— Ну хоть фонарик подержи, — попросил Теодор.
— Остань от нее и ломай ему череп, — оборвал его Ди. — Я не собираюсь тут один вкалывать.
— Ладно, фонарик так фонарик, — ответила я Теодору.
Я подошла к комнате и заглянула внутрь.
Обстановка была не особенно шикарная — единственное кресло, прикрученное к полу здоровенными болтами, и все. Правда, кресло было монументальное — в несколько раз больше, чем любое другое, которое я когда-нибудь видела. Возле кресла стояли Теодор и Ди, уже порядком уставшие, но подробностей того, что они там делали, я со своего места рассмотреть не могла.
— Иди сюда, — махнул рукой Ди.
Я подошла, глядя в пол.
— Вот, возьми фонарик, держи вот так.
Машинально я подняла голову — и тут же наткнулась взглядом на Измененного. Дернувшись, я усилием воли заставила себя оставаться на месте. Если даже Теодор может на это смотреть, я тоже смогу. Нельзя, чтобы Ди посчитал меня слабой. Ни за что не убегу отсюда… еще раз.
Тело Измененного, полулежащего на кресле, удерживали широкие металлические полосы. Они охватывали его запястья, предплечья, шею, ноги в трех местах, и еще одна полоса пересекала живот прямо под тем местом, куда ему присобачили дополнительную пару конечностей — тонкие, с десятком, не меньше, суставов, они напоминали лапки насекомого.
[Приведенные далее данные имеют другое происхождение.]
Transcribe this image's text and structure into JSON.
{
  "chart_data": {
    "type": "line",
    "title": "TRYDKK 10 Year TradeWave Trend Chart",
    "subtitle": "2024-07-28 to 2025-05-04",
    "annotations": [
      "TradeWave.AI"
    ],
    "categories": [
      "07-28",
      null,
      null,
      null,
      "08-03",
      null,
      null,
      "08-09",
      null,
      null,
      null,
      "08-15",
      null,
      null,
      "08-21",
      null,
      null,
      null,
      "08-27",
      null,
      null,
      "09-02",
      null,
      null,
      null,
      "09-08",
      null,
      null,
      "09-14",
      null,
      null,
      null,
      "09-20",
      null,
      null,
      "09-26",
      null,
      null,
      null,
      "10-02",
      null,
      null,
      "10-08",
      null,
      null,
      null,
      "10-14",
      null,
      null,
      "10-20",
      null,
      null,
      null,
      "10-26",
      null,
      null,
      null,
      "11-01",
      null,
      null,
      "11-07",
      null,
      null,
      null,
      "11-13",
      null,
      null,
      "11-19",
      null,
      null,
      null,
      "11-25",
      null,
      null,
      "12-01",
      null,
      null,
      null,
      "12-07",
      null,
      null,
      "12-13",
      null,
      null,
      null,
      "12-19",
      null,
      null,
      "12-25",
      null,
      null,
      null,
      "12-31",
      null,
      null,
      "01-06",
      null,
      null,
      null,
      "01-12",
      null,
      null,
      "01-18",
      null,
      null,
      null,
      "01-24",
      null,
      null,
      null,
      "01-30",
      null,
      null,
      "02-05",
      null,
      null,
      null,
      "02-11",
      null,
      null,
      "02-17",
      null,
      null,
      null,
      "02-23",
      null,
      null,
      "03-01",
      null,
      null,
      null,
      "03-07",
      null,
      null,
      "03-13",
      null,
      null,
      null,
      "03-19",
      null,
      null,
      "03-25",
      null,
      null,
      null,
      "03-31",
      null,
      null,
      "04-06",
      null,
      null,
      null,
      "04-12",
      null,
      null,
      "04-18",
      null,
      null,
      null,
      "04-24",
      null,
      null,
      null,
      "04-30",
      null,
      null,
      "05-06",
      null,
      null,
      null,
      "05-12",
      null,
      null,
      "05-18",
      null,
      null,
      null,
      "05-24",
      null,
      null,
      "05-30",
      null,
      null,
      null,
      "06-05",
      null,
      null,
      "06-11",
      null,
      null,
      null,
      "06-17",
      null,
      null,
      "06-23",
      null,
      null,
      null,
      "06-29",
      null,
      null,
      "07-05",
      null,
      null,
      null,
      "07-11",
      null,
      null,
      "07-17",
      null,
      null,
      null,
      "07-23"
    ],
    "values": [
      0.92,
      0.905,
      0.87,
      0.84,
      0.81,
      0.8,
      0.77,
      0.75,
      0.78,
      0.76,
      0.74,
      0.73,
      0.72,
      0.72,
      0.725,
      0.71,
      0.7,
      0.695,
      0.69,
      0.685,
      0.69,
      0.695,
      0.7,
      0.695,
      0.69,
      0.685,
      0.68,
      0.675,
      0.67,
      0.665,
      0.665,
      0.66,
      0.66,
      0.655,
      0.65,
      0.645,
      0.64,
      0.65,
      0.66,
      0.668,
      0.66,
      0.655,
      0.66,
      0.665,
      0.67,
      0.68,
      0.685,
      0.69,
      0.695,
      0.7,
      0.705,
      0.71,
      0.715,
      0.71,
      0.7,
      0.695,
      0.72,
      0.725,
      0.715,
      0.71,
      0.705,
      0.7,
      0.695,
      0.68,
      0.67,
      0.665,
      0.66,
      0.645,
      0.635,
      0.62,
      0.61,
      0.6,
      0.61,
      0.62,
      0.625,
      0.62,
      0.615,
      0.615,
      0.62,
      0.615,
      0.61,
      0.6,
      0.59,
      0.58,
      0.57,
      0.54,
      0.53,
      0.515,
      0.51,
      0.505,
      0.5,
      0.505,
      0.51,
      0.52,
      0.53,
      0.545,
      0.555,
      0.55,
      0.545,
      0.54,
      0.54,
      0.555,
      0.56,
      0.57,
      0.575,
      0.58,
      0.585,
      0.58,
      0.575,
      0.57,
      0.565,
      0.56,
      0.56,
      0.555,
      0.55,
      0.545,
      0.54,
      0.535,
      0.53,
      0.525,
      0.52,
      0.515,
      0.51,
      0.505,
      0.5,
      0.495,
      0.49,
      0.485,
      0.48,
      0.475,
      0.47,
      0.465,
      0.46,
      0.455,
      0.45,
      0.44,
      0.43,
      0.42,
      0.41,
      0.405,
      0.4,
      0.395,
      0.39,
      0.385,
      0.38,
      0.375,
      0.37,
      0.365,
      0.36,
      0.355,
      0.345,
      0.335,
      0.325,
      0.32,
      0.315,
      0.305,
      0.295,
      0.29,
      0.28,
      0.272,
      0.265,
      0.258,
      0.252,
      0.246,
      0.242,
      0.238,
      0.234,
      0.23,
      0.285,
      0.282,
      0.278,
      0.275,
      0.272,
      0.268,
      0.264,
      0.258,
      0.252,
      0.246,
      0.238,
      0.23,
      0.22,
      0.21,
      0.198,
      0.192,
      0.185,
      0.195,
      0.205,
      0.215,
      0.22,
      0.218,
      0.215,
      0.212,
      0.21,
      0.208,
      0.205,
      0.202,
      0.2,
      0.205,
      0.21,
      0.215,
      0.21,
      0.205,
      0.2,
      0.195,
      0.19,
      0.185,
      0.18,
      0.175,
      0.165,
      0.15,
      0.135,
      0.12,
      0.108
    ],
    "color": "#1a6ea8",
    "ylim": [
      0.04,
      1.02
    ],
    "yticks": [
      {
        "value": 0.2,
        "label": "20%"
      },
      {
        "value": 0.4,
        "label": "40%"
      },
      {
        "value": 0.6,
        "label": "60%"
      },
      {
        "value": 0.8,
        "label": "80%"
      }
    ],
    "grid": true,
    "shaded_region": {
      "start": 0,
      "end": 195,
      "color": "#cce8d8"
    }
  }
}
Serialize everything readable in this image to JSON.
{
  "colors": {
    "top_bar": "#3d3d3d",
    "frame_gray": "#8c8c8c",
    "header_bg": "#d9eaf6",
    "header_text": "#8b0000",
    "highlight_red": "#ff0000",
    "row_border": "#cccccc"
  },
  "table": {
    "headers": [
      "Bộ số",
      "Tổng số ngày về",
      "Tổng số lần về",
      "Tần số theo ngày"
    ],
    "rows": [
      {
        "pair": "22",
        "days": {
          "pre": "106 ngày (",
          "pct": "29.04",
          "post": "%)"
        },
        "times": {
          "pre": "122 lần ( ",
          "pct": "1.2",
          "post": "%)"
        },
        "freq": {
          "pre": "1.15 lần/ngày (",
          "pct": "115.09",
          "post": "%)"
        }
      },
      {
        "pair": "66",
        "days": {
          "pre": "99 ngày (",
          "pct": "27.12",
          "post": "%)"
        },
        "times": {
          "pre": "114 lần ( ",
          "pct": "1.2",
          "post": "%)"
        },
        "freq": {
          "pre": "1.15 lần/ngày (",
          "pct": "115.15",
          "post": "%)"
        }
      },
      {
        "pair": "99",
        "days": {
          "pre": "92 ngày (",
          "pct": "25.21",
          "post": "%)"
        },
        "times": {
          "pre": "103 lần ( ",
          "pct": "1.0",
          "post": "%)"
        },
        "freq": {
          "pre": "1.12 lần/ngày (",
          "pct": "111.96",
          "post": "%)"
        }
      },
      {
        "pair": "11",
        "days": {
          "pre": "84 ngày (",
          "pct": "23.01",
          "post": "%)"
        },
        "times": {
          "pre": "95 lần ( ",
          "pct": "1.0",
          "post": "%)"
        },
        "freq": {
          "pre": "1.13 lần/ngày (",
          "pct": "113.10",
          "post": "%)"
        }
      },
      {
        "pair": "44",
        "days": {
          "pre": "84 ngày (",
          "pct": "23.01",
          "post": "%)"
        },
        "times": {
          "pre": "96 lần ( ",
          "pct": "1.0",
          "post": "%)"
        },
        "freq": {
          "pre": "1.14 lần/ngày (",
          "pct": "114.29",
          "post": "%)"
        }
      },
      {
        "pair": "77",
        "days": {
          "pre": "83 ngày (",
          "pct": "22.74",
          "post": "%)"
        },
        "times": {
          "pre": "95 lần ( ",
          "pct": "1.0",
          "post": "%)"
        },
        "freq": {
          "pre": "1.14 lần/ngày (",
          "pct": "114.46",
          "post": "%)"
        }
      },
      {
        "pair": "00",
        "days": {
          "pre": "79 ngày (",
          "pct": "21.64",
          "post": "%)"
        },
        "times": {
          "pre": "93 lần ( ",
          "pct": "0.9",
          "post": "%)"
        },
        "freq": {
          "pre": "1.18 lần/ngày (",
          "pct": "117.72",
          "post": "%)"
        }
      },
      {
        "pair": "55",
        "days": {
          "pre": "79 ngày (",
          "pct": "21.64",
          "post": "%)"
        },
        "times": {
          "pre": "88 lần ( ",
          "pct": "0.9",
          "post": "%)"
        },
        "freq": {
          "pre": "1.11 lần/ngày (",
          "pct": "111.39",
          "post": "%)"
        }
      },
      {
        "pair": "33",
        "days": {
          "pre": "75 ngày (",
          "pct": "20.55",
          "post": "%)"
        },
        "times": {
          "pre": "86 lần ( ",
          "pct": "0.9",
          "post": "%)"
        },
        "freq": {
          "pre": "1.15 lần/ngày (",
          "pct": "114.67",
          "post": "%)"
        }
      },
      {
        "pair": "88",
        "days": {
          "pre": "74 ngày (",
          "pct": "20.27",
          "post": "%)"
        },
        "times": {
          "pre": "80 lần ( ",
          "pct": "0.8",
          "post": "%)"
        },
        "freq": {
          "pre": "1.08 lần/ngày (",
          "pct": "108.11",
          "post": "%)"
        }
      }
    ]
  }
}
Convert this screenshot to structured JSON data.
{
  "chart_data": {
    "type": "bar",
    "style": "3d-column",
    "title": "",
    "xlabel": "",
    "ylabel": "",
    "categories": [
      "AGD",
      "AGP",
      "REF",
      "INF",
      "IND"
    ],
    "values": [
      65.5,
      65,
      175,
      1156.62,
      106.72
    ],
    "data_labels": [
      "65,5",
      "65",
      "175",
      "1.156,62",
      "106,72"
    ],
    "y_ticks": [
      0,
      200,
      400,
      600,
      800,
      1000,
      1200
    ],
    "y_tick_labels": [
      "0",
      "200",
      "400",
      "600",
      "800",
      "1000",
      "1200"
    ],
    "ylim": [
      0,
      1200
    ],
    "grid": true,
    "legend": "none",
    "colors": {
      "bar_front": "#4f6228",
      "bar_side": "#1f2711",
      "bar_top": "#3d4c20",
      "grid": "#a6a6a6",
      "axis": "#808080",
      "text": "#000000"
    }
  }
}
Перед смертью Измененный просунул их под металлическую скобу на правой ноге, и с одной стороны она уже была оторвана.
Нам говорили, Измененных было сложно убить — видимо, этот прожил достаточно долго и пытался освободиться, даже когда огонь бушевал в комнате и металл нагрелся так, что прожег искусственную сетчатую кожу и вплавился в его ноги.
Мой взгляд скользнул выше, по обгоревшему, покрытому какими-то струпьями телу, плечам с выступающими из них наростами, по шее, на которой виднелись разъемы для подключения чего-то, о чем я понятия не имела, и остановился на лице. В поисках того самого важного импланта Теодор и Ди уже изрядно раскурочили его череп, но я все равно могла рассмотреть опухоль, которая заменяла ему глаза — казалось, Измененный таращится на меня этими глянцевыми пузырями, которые, по словам Теодора, позволяли ему хорошо видеть на высокой скорости.
«Нечувствительность к боли им не сделали», — вспомнила я.
Только потрясающую силу, выносливость, скорость, устойчивость к ядам и токсинам, регенерацию… А значит, он не потерял сознание от дыма, он умирал в огне — очень мучительно и очень, очень долго.
— Так нормально? — спросила я охрипшим голосом, подходя к Ди и поднимая фонарик повыше.
— Да, отлично. Вот так и стой. Мы почти закончили.